Keempat, pengembangan fasilitas pendidikan. Untuk mencapai kualitas pendidikan yang baik, hendaknya ditunjang fasilitas atau sarana dan prasarana yang mendukung kelancaran proses pendidikan. Fasilitas pendidikan meliputi fasilitas fisik dan fasilitas non fisik. Fasilitas fisik di antaranya gedung pendidikan yang baik sebagai tempat pelaksanaan pembelajaran, gedung perpustakaan dengan kelengkapan literatur yang diperlukan peserta didik, tersedianya laboratorium sebagai tempat eksperimen dan penelitian, rumah ibadah di lingkungan lembaga pendidikan, sarana olah raga, ruang perkantoran, serta alat pembelajaran lainnya. Sedangkan fasilitas non fisik merupakan fasilitas yang sifatnya non gedung. Fasilitas ini merupakan perangkat ruangan yang ikut mendukung secara aktif keberhasilan proses pendidikan. Sejalan dengan era modern, lembaga pendidikan juga harus melengkapi fasilitas pendidikannya dengan fasilitas modern, seperti komputer, slide projector, jaringan internet sebagai sumber informasi yang dapat diakses oleh peserta didik, dan fasilitas modern lainnya.
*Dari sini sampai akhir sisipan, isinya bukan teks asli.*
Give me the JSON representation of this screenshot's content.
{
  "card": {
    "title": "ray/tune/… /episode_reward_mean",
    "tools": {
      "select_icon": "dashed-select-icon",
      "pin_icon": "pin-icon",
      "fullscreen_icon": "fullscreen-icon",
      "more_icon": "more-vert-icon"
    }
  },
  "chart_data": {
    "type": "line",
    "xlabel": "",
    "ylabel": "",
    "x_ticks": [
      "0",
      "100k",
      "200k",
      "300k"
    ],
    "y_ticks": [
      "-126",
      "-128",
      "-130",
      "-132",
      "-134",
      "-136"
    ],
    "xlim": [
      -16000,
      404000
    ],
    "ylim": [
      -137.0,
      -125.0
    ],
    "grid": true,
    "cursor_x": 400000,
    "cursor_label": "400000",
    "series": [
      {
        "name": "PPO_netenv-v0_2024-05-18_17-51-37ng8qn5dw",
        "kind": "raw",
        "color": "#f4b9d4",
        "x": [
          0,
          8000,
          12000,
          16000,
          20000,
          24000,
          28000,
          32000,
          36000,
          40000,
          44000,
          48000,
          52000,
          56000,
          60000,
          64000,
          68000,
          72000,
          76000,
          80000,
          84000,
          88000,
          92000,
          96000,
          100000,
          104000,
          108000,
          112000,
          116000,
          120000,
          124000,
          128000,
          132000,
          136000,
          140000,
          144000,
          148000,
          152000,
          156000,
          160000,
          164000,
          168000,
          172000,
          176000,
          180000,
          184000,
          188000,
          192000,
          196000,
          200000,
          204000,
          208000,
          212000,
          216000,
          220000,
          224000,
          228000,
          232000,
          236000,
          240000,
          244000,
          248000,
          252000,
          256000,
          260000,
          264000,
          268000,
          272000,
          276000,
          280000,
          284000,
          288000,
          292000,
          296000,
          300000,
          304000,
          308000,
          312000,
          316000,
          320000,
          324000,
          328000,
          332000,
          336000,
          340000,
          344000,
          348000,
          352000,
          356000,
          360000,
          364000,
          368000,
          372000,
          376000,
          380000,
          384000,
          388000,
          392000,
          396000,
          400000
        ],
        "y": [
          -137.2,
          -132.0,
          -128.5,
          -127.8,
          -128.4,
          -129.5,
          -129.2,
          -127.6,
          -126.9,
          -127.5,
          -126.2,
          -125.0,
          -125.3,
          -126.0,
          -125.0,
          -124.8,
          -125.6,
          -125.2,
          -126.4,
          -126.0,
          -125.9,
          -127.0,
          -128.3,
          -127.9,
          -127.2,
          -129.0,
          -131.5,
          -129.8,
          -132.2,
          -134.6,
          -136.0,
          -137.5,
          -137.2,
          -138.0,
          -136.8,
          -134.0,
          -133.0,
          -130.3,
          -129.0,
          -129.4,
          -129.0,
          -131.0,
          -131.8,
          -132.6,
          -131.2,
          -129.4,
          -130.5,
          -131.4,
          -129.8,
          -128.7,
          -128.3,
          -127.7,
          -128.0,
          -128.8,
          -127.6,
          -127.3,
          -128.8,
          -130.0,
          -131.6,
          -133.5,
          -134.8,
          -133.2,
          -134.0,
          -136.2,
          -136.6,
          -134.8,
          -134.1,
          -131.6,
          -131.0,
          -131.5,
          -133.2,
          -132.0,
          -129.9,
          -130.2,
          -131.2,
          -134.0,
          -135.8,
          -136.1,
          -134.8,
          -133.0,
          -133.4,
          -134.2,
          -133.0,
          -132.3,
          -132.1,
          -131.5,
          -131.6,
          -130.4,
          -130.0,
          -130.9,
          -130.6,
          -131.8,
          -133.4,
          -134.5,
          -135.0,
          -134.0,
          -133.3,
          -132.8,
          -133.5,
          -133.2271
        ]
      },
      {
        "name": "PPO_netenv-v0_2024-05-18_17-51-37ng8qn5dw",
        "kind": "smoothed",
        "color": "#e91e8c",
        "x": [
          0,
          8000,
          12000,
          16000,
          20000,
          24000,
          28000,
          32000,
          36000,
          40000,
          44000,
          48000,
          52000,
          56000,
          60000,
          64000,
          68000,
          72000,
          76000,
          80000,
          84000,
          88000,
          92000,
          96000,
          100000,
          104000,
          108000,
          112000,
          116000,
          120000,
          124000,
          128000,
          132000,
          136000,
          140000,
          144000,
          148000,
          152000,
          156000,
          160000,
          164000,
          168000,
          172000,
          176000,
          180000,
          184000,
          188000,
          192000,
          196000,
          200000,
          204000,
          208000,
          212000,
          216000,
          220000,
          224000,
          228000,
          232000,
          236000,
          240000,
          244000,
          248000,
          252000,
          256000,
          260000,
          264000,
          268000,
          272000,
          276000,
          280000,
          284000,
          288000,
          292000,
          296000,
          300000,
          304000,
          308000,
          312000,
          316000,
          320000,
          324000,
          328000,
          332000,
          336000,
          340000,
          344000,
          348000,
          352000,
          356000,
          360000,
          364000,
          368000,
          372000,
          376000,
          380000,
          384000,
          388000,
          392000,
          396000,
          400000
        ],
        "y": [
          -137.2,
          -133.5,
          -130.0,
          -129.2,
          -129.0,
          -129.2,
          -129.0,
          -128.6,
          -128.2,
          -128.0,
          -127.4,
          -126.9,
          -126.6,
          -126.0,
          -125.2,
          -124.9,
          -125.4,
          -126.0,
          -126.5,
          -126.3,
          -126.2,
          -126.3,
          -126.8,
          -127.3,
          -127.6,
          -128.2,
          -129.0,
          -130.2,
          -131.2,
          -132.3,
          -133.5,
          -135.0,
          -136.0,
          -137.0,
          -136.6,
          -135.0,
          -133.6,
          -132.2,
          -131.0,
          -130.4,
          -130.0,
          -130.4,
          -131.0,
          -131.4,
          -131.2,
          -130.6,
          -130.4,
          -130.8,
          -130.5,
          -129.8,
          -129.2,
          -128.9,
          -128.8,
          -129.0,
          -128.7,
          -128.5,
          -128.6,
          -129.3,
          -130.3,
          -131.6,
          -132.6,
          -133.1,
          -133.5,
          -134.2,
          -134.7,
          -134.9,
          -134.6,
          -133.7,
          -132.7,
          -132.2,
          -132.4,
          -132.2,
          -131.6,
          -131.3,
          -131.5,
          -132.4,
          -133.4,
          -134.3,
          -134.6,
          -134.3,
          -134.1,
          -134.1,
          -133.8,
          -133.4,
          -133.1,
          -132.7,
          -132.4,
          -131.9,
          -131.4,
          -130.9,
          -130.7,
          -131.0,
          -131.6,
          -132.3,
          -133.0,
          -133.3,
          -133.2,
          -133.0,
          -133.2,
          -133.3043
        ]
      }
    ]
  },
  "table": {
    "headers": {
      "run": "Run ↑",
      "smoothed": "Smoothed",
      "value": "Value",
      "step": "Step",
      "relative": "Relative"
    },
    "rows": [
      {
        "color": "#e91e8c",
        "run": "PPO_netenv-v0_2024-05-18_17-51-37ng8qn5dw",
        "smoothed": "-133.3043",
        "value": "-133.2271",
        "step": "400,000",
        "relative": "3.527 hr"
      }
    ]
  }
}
Kelima, pengembangan Sumber Daya Manusia (SDM). SDM di lembaga pendidikan terdiri dari pendidik dan peserta didik. Pendidik meliputi guru, dosen, atau pendidik lainnya yang merupakan sumber informasi. Untuk meningkatkan SDM pendidik, dapat dilakukan dengan mengadakan workshop dan pelatihan-pelatihan tenaga kependidikan yang mengarah pada kualitas dan keunggulan pendidik, serta memberikan beasiswa studi lanjut untuk meningkatkan wawasan pengetahuan mereka. Di antara syarat yang harus dimiliki oleh seorang pendidik agar mampu bekerja berkualitas adalah memiliki keahlian dan keterampilan dalam menangani tugasnya serta memiliki kecintaan dan keperdulian yang tinggi terhadap tugas dan tanggung jawabnya. Sedangkan peserta didik terdiri dari siswa dan mahasiswa. Upaya peningkatan peserta didik dapat dilakukan dengan pelaksanaan pembelajaran yang sesuai dengan kurikulum dan tujuan pembelajaran. Pengembangan SDM ini sangat membantu terwujudnya keberhasilan pendidikan sebagai

media transformasi nilai-nilai di tengah kehidupan manusia, sekaligus menciptakan generasi yang tangguh serta memiliki sifat terpuji dan bertanggung jawab secara moral dan spiritual .

Keenam, pengembangan manajemen pengelolaannya. Untuk mencapai keberhasilan dalam proses pendidikan, sebuah lembaga pendidikan memerlukan adanya manajemen yang baik di bawah seorang manajer yang benar-benar memiliki kompetensi dalam mengarahkan dan membawa seluruh komponen yang dipimpinnya ke arah tujuan yang telah dirumuskan. Untuk mewujudkan kondisi tersebut, semua orang yang terlibat dalam manajemen pengelolaan lembaga pendidikan, di samping harus memiliki seperangkat ilmu pengetahuan di bidangnya secara profesional, juga dituntut memiliki persyaratan lainnya, yaitu memberlakukan orang yang dipimpinnya sebagai bagian dari keluarga, bersikap demokratis, adil, memiliki tanggung jawab, menghormati orang lain, peka terhadap lingkungan, dan menegakkan hukum sebagai peraturan yang disepakati bersama secara murni dan konsekuen.72

72 Muhyiddin Tohir Tamimi, Kontribusi Wakaf dalam Menghasilkan Pendidikan Islam yang Berkualitas , op.cit, hlm. 108-109.